Safety

51 years later, its finally hitting.  Im going to have to rework my book.   I noted yesterday on the last page of the printout if the manuscript, “i just realized that Tracey T (not her real name) was the breaking point of the ectopic pregnancy.”   A short while later i found my way to tbe ER in Reading to get help me with the stress my parents were subjecting me to.  Today i tealized that it WAS them; but also my ex husband.  He must be gettig hit by the bankruptcy folk.  He owes me 40K.  I havent tangibly heard from him but i sense a revolt in my thoughts.  I thought be would understand because of the crazy rrstraining orders against me that permitted me to live at home and rhe other messrs created by having to submit to my parents authority when my father had sexually abused me and my mother was over the top ALL MY ADULT LIFE  because she got hurt by me becausr i lost physical control after the overdose and i harmed her.  I couldnt have been sorrier but nobody cared.  They could at least have had the decency to leave me alone after that but their vanity caused them to force me into a continuing relationship.

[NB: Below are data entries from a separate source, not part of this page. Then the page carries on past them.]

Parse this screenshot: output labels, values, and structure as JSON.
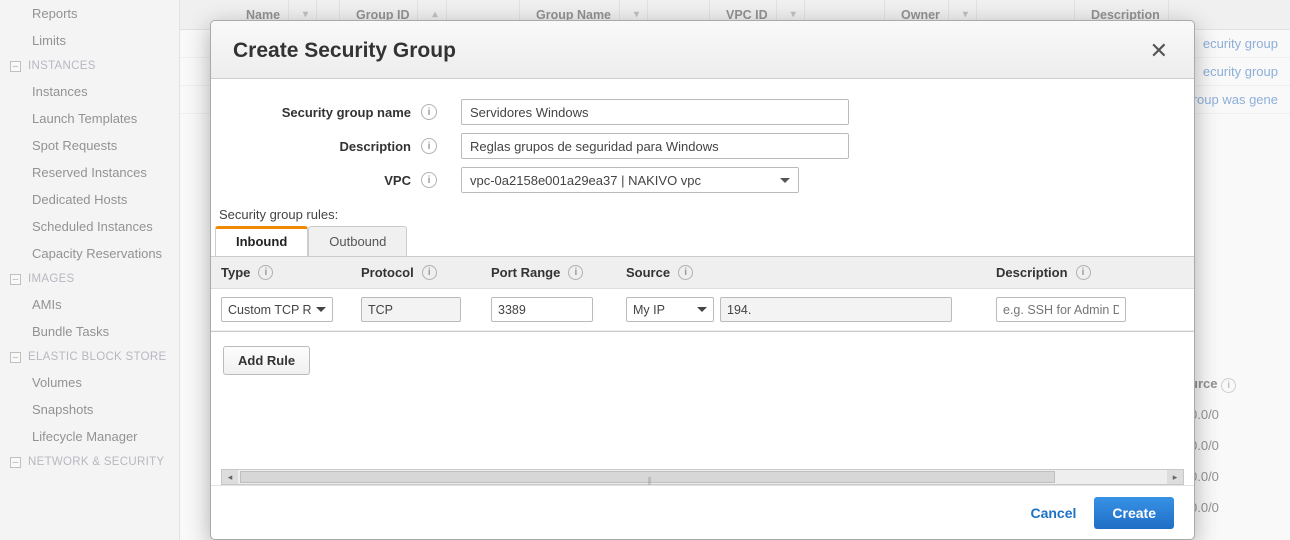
{
  "sidebar": {
    "items": [
      {
        "label": "Reports",
        "type": "item"
      },
      {
        "label": "Limits",
        "type": "item"
      },
      {
        "label": "INSTANCES",
        "type": "head"
      },
      {
        "label": "Instances",
        "type": "item"
      },
      {
        "label": "Launch Templates",
        "type": "item"
      },
      {
        "label": "Spot Requests",
        "type": "item"
      },
      {
        "label": "Reserved Instances",
        "type": "item"
      },
      {
        "label": "Dedicated Hosts",
        "type": "item"
      },
      {
        "label": "Scheduled Instances",
        "type": "item"
      },
      {
        "label": "Capacity Reservations",
        "type": "item"
      },
      {
        "label": "IMAGES",
        "type": "head"
      },
      {
        "label": "AMIs",
        "type": "item"
      },
      {
        "label": "Bundle Tasks",
        "type": "item"
      },
      {
        "label": "ELASTIC BLOCK STORE",
        "type": "head"
      },
      {
        "label": "Volumes",
        "type": "item"
      },
      {
        "label": "Snapshots",
        "type": "item"
      },
      {
        "label": "Lifecycle Manager",
        "type": "item"
      },
      {
        "label": "NETWORK & SECURITY",
        "type": "head"
      }
    ]
  },
  "back_table": {
    "columns": {
      "name": "Name",
      "group_id": "Group ID",
      "group_name": "Group Name",
      "vpc_id": "VPC ID",
      "owner": "Owner",
      "description": "Description"
    },
    "desc_cells": [
      "ecurity group",
      "ecurity group",
      "group was gene"
    ],
    "detail_header": "urce",
    "detail_rows": [
      "0.0/0",
      "0.0/0",
      "0.0/0",
      "0.0/0"
    ]
  },
  "modal": {
    "title": "Create Security Group",
    "form": {
      "name_label": "Security group name",
      "name_value": "Servidores Windows",
      "desc_label": "Description",
      "desc_value": "Reglas grupos de seguridad para Windows",
      "vpc_label": "VPC",
      "vpc_value": "vpc-0a2158e001a29ea37 | NAKIVO vpc"
    },
    "rules_label": "Security group rules:",
    "tabs": {
      "inbound": "Inbound",
      "outbound": "Outbound"
    },
    "headers": {
      "type": "Type",
      "protocol": "Protocol",
      "port": "Port Range",
      "source": "Source",
      "desc": "Description"
    },
    "row": {
      "type": "Custom TCP R",
      "protocol": "TCP",
      "port": "3389",
      "source_mode": "My IP",
      "source_value": "194.",
      "desc_placeholder": "e.g. SSH for Admin D"
    },
    "add_rule": "Add Rule",
    "cancel": "Cancel",
    "create": "Create"
  }
}
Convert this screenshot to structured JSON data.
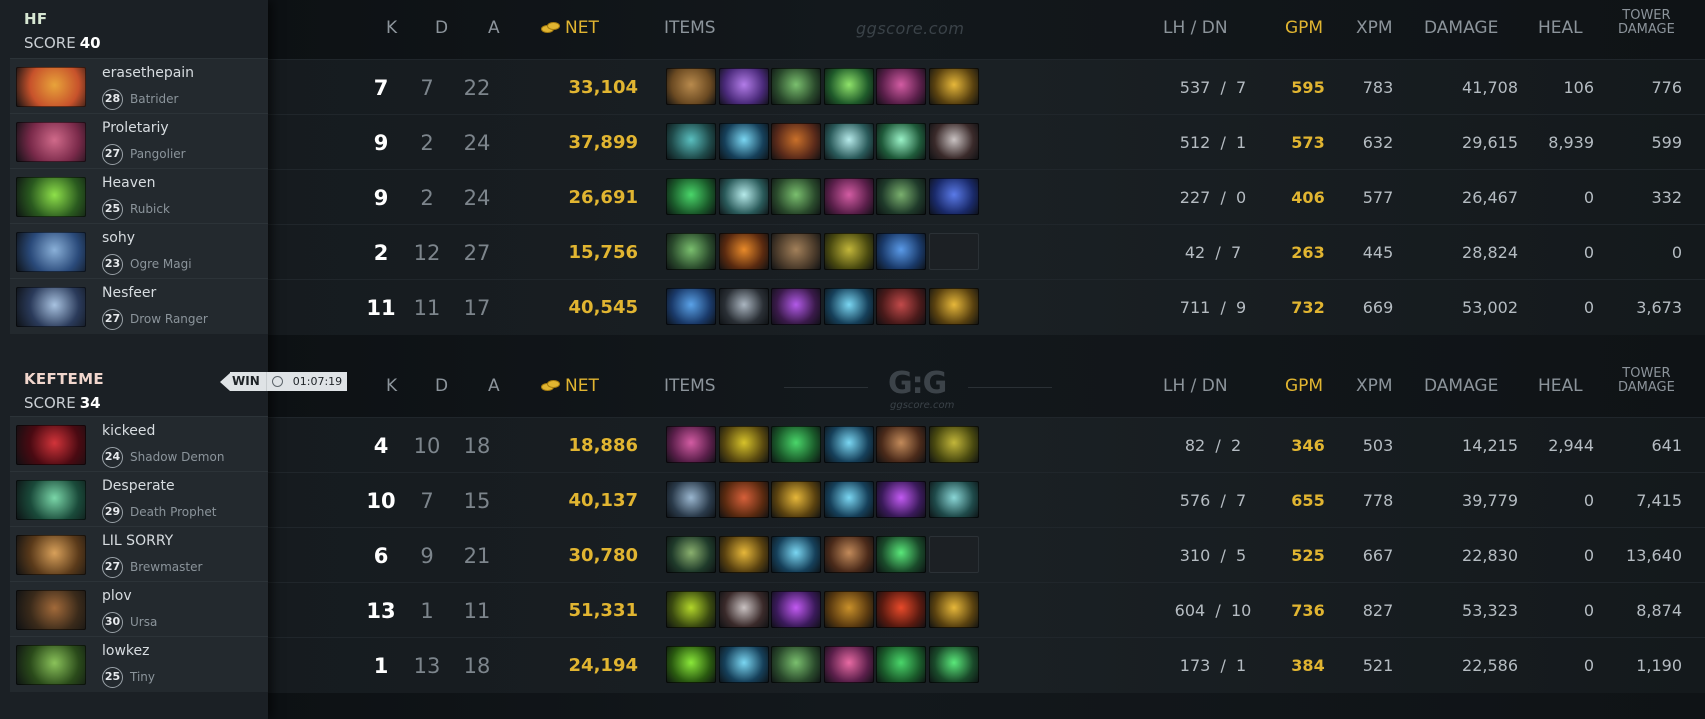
{
  "columns": {
    "k": "K",
    "d": "D",
    "a": "A",
    "net": "NET",
    "items": "ITEMS",
    "lh_dn": "LH  /  DN",
    "gpm": "GPM",
    "xpm": "XPM",
    "damage": "DAMAGE",
    "heal": "HEAL",
    "tower_line1": "TOWER",
    "tower_line2": "DAMAGE"
  },
  "watermarks": {
    "top": "ggscore.com",
    "logo": "G:G",
    "logo_sub": "ggscore.com"
  },
  "result": {
    "label": "WIN",
    "duration": "01:07:19"
  },
  "colors": {
    "gold": "#e1b531",
    "team1_name": "#d7e6d2",
    "team2_name": "#f1d6cd"
  },
  "teams": [
    {
      "name": "HF",
      "score_label": "SCORE",
      "score": "40",
      "players": [
        {
          "name": "erasethepain",
          "level": "28",
          "hero": "Batrider",
          "k": "7",
          "d": "7",
          "a": "22",
          "net": "33,104",
          "lh": "537",
          "dn": "7",
          "gpm": "595",
          "xpm": "783",
          "damage": "41,708",
          "heal": "106",
          "tower": "776",
          "portrait": [
            "#c7522b",
            "#e8a33a"
          ],
          "items": [
            [
              "#6b4a22",
              "#b88a4d"
            ],
            [
              "#4a2a7a",
              "#b27ce8"
            ],
            [
              "#2a4a2c",
              "#7abf6e"
            ],
            [
              "#1f5a2a",
              "#8fe36a"
            ],
            [
              "#5a1f4a",
              "#d35ca3"
            ],
            [
              "#5a4210",
              "#e6b73a"
            ]
          ]
        },
        {
          "name": "Proletariy",
          "level": "27",
          "hero": "Pangolier",
          "k": "9",
          "d": "2",
          "a": "24",
          "net": "37,899",
          "lh": "512",
          "dn": "1",
          "gpm": "573",
          "xpm": "632",
          "damage": "29,615",
          "heal": "8,939",
          "tower": "599",
          "portrait": [
            "#7a2a4a",
            "#d06a8a"
          ],
          "items": [
            [
              "#1f4a4a",
              "#5abfbf"
            ],
            [
              "#16405a",
              "#7ad6f2"
            ],
            [
              "#5a2a1a",
              "#c9702a"
            ],
            [
              "#2a5a5a",
              "#b6eaea"
            ],
            [
              "#1f5a3a",
              "#9af2c7"
            ],
            [
              "#3a2a2a",
              "#c9c2c2"
            ]
          ]
        },
        {
          "name": "Heaven",
          "level": "25",
          "hero": "Rubick",
          "k": "9",
          "d": "2",
          "a": "24",
          "net": "26,691",
          "lh": "227",
          "dn": "0",
          "gpm": "406",
          "xpm": "577",
          "damage": "26,467",
          "heal": "0",
          "tower": "332",
          "portrait": [
            "#2a5a1f",
            "#8ee04a"
          ],
          "items": [
            [
              "#1a5a2a",
              "#4ad66a"
            ],
            [
              "#2a5a5a",
              "#b6eaea"
            ],
            [
              "#2a4a2c",
              "#7abf6e"
            ],
            [
              "#5a1f4a",
              "#d35ca3"
            ],
            [
              "#1f3a2a",
              "#7ab06e"
            ],
            [
              "#1a2a6a",
              "#5a7ae8"
            ]
          ]
        },
        {
          "name": "sohy",
          "level": "23",
          "hero": "Ogre Magi",
          "k": "2",
          "d": "12",
          "a": "27",
          "net": "15,756",
          "lh": "42",
          "dn": "7",
          "gpm": "263",
          "xpm": "445",
          "damage": "28,824",
          "heal": "0",
          "tower": "0",
          "portrait": [
            "#2a4a7a",
            "#8ab0d8"
          ],
          "items": [
            [
              "#2a4a2c",
              "#7abf6e"
            ],
            [
              "#5a2a10",
              "#e88a2a"
            ],
            [
              "#4a3a2a",
              "#a2805a"
            ],
            [
              "#4a4a10",
              "#c2b63a"
            ],
            [
              "#1a3a6a",
              "#5a9ae8"
            ],
            [
              "#1a1d20",
              "#24292d"
            ]
          ]
        },
        {
          "name": "Nesfeer",
          "level": "27",
          "hero": "Drow Ranger",
          "k": "11",
          "d": "11",
          "a": "17",
          "net": "40,545",
          "lh": "711",
          "dn": "9",
          "gpm": "732",
          "xpm": "669",
          "damage": "53,002",
          "heal": "0",
          "tower": "3,673",
          "portrait": [
            "#2a3a5a",
            "#a8c2e0"
          ],
          "items": [
            [
              "#1a3a6a",
              "#5aa2e8"
            ],
            [
              "#2a2f35",
              "#aab5c0"
            ],
            [
              "#3a1a4a",
              "#b25ae8"
            ],
            [
              "#16405a",
              "#7ad6f2"
            ],
            [
              "#4a1a1a",
              "#c24a4a"
            ],
            [
              "#5a4210",
              "#e6b73a"
            ]
          ]
        }
      ]
    },
    {
      "name": "KEFTEME",
      "score_label": "SCORE",
      "score": "34",
      "players": [
        {
          "name": "kickeed",
          "level": "24",
          "hero": "Shadow Demon",
          "k": "4",
          "d": "10",
          "a": "18",
          "net": "18,886",
          "lh": "82",
          "dn": "2",
          "gpm": "346",
          "xpm": "503",
          "damage": "14,215",
          "heal": "2,944",
          "tower": "641",
          "portrait": [
            "#4a0a12",
            "#d2343a"
          ],
          "items": [
            [
              "#5a1f4a",
              "#d35ca3"
            ],
            [
              "#5a4a10",
              "#d6c22a"
            ],
            [
              "#1a5a2a",
              "#4ad66a"
            ],
            [
              "#16405a",
              "#7ad6f2"
            ],
            [
              "#4a2a1a",
              "#c28a5a"
            ],
            [
              "#4a4a10",
              "#c2b63a"
            ]
          ]
        },
        {
          "name": "Desperate",
          "level": "29",
          "hero": "Death Prophet",
          "k": "10",
          "d": "7",
          "a": "15",
          "net": "40,137",
          "lh": "576",
          "dn": "7",
          "gpm": "655",
          "xpm": "778",
          "damage": "39,779",
          "heal": "0",
          "tower": "7,415",
          "portrait": [
            "#1a4a3a",
            "#7ad6a8"
          ],
          "items": [
            [
              "#2a3a4a",
              "#9ab6cf"
            ],
            [
              "#5a2a10",
              "#d6603a"
            ],
            [
              "#5a4210",
              "#e6b73a"
            ],
            [
              "#16405a",
              "#7ad6f2"
            ],
            [
              "#3a1a5a",
              "#c25af2"
            ],
            [
              "#1f4a4a",
              "#8ad6d6"
            ],
            [
              "#1a1d20",
              "#24292d"
            ]
          ]
        },
        {
          "name": "LIL SORRY",
          "level": "27",
          "hero": "Brewmaster",
          "k": "6",
          "d": "9",
          "a": "21",
          "net": "30,780",
          "lh": "310",
          "dn": "5",
          "gpm": "525",
          "xpm": "667",
          "damage": "22,830",
          "heal": "0",
          "tower": "13,640",
          "portrait": [
            "#5a3a1a",
            "#d8a05a"
          ],
          "items": [
            [
              "#1f3a2a",
              "#8ab06e"
            ],
            [
              "#5a4210",
              "#e6b73a"
            ],
            [
              "#16405a",
              "#7ad6f2"
            ],
            [
              "#4a2a1a",
              "#c28a5a"
            ],
            [
              "#1a4a2a",
              "#5ae87a"
            ],
            [
              "#1a1d20",
              "#24292d"
            ]
          ]
        },
        {
          "name": "plov",
          "level": "30",
          "hero": "Ursa",
          "k": "13",
          "d": "1",
          "a": "11",
          "net": "51,331",
          "lh": "604",
          "dn": "10",
          "gpm": "736",
          "xpm": "827",
          "damage": "53,323",
          "heal": "0",
          "tower": "8,874",
          "portrait": [
            "#3a2a1a",
            "#a26a3a"
          ],
          "items": [
            [
              "#3a4a10",
              "#b2d62a"
            ],
            [
              "#3a2a2a",
              "#c9c2c2"
            ],
            [
              "#3a1a5a",
              "#c25af2"
            ],
            [
              "#5a3a10",
              "#c9902a"
            ],
            [
              "#5a1a10",
              "#e84a2a"
            ],
            [
              "#5a4210",
              "#e6b73a"
            ]
          ]
        },
        {
          "name": "lowkez",
          "level": "25",
          "hero": "Tiny",
          "k": "1",
          "d": "13",
          "a": "18",
          "net": "24,194",
          "lh": "173",
          "dn": "1",
          "gpm": "384",
          "xpm": "521",
          "damage": "22,586",
          "heal": "0",
          "tower": "1,190",
          "portrait": [
            "#2a4a1a",
            "#8ac25a"
          ],
          "items": [
            [
              "#2a5a10",
              "#8ae83a"
            ],
            [
              "#16405a",
              "#7ad6f2"
            ],
            [
              "#2a4a2c",
              "#7abf6e"
            ],
            [
              "#5a1f4a",
              "#e86aa3"
            ],
            [
              "#1a5a2a",
              "#4ad66a"
            ],
            [
              "#1a4a2a",
              "#5ae87a"
            ]
          ]
        }
      ]
    }
  ]
}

So my ex walks into the situatiin and what do they do?  They lie.  Of course!  And thats all they have  done ever since.  And now, finally, the shit is hiting tbe fan.  Even as i sense my husbands uncomprehending anger–i just sent him a Father’s Day card, and now im going after him for money?–i sense that he is aware as these moments are going down here, God has me, and they cant pull rhe wool over ny eyes any more.  Theyve used me and CREATED my illness to cover over a lot of things but at the heart of it is a TWOFOLD PROBLEM,  thats what i could never get.  My mother has BOTH a mental illness, starting when she was 24, as she told me when i was going through a crisis at 21; AND the ectopic pregnancy at 27.  Thats what i could never get.  Shes been such a monster all these years and now im  calling her on it.  Its both of them working together.  She has had my father through fear.   But i have no sympathy for him whatsoever, hes plighted his troth and stands by it.  Good riddance.

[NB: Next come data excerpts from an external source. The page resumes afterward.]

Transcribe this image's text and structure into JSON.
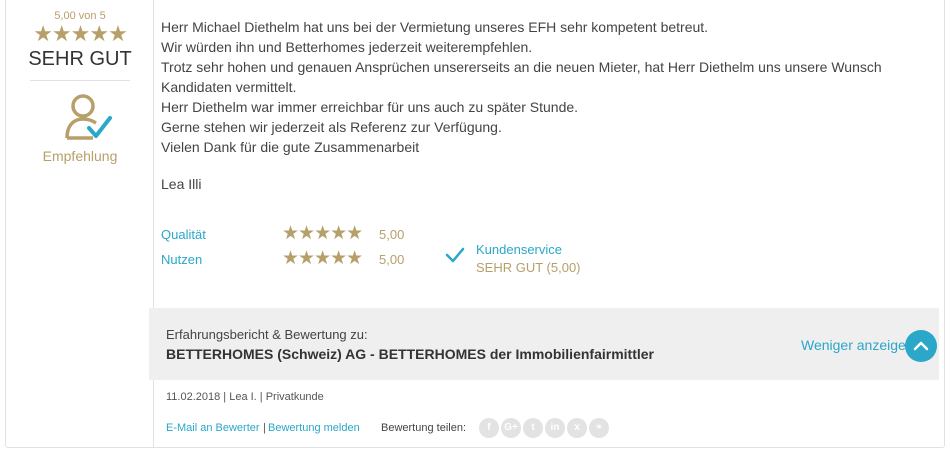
{
  "summary": {
    "score_label": "5,00 von 5",
    "stars": "★★★★★",
    "grade": "SEHR GUT",
    "recommendation": "Empfehlung"
  },
  "review": {
    "lines": [
      "Herr Michael Diethelm hat uns bei der Vermietung unseres EFH sehr kompetent betreut.",
      "Wir würden ihn und Betterhomes jederzeit weiterempfehlen.",
      "Trotz sehr hohen und genauen Ansprüchen unsererseits an die neuen Mieter, hat Herr Diethelm uns unsere Wunsch Kandidaten vermittelt.",
      "Herr Diethelm war immer erreichbar für uns auch zu später Stunde.",
      "Gerne stehen wir jederzeit als Referenz zur Verfügung.",
      "Vielen Dank für die gute Zusammenarbeit"
    ],
    "author": "Lea Illi"
  },
  "ratings": [
    {
      "label": "Qualität",
      "stars": "★★★★★",
      "value": "5,00"
    },
    {
      "label": "Nutzen",
      "stars": "★★★★★",
      "value": "5,00"
    }
  ],
  "service": {
    "title": "Kundenservice",
    "value": "SEHR GUT (5,00)"
  },
  "subject": {
    "prefix": "Erfahrungsbericht & Bewertung zu:",
    "name": "BETTERHOMES (Schweiz) AG - BETTERHOMES der Immobilienfairmittler",
    "toggle_label": "Weniger anzeigen"
  },
  "meta": "11.02.2018 | Lea I. | Privatkunde",
  "footer": {
    "email_link": "E-Mail an Bewerter",
    "separator": "|",
    "report_link": "Bewertung melden",
    "share_label": "Bewertung teilen:",
    "share_icons": [
      {
        "name": "facebook-icon",
        "glyph": "f"
      },
      {
        "name": "google-plus-icon",
        "glyph": "G+"
      },
      {
        "name": "twitter-icon",
        "glyph": "t"
      },
      {
        "name": "linkedin-icon",
        "glyph": "in"
      },
      {
        "name": "xing-icon",
        "glyph": "x"
      },
      {
        "name": "link-icon",
        "glyph": "⚭"
      }
    ]
  },
  "colors": {
    "gold": "#b79f6a",
    "accent_blue": "#2aa7c9",
    "band_gray": "#efefef"
  }
}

They used me when i was a young woman by manipulateing me into a situation in which u “reflected” this bizarre compkex, the mental illness + the lingering psychological harm from the ectopic pregnancy.  I was terrified of her at that time.  All i could say to people was that i thought she was “neurologically deficient” like her younger brother, who died in a state mental hospital in England when he was 50.

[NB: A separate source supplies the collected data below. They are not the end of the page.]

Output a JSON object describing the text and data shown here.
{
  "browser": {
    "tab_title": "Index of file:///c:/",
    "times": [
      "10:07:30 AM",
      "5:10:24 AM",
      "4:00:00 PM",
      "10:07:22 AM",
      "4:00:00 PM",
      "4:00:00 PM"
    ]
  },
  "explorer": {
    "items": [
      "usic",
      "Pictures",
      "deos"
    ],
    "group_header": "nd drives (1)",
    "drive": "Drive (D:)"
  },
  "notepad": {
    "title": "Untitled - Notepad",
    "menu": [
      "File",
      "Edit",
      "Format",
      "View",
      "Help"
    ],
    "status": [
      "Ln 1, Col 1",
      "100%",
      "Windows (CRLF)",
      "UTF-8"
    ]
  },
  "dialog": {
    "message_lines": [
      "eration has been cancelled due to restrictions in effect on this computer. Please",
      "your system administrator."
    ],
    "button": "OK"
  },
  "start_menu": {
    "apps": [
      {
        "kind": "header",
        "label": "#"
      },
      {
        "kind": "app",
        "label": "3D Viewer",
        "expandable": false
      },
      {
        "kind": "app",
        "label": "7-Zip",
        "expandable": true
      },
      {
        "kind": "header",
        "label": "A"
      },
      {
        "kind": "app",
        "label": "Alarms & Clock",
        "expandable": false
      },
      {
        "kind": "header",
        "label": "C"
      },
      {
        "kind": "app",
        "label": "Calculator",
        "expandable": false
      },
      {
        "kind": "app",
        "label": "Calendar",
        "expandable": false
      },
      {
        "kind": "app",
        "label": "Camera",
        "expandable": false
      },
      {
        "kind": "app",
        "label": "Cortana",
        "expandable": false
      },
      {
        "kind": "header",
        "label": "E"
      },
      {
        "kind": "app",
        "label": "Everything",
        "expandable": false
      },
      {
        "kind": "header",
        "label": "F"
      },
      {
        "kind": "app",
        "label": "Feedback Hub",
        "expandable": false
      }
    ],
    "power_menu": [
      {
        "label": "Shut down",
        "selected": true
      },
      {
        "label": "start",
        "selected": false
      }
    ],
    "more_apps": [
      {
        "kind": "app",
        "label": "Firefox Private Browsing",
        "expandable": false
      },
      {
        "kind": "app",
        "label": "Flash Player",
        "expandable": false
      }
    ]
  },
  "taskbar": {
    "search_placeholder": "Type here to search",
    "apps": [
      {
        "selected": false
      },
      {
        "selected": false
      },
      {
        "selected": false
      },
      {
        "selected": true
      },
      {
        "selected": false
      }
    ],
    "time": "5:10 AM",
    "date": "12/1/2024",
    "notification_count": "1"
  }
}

I escaped whith my EX.  Now im rethinking the marriage, which resulted in only one (wonderful) child, and ended in divorce, in light of this new perspective, i can see how they involved me BEFORE and UNTIL i met my ex but i will have to wait to understand how it played out in all the horrific problems we lived out in the marriage.   The main thing right now is to stay safe here.  The LORD led me here to post, praying.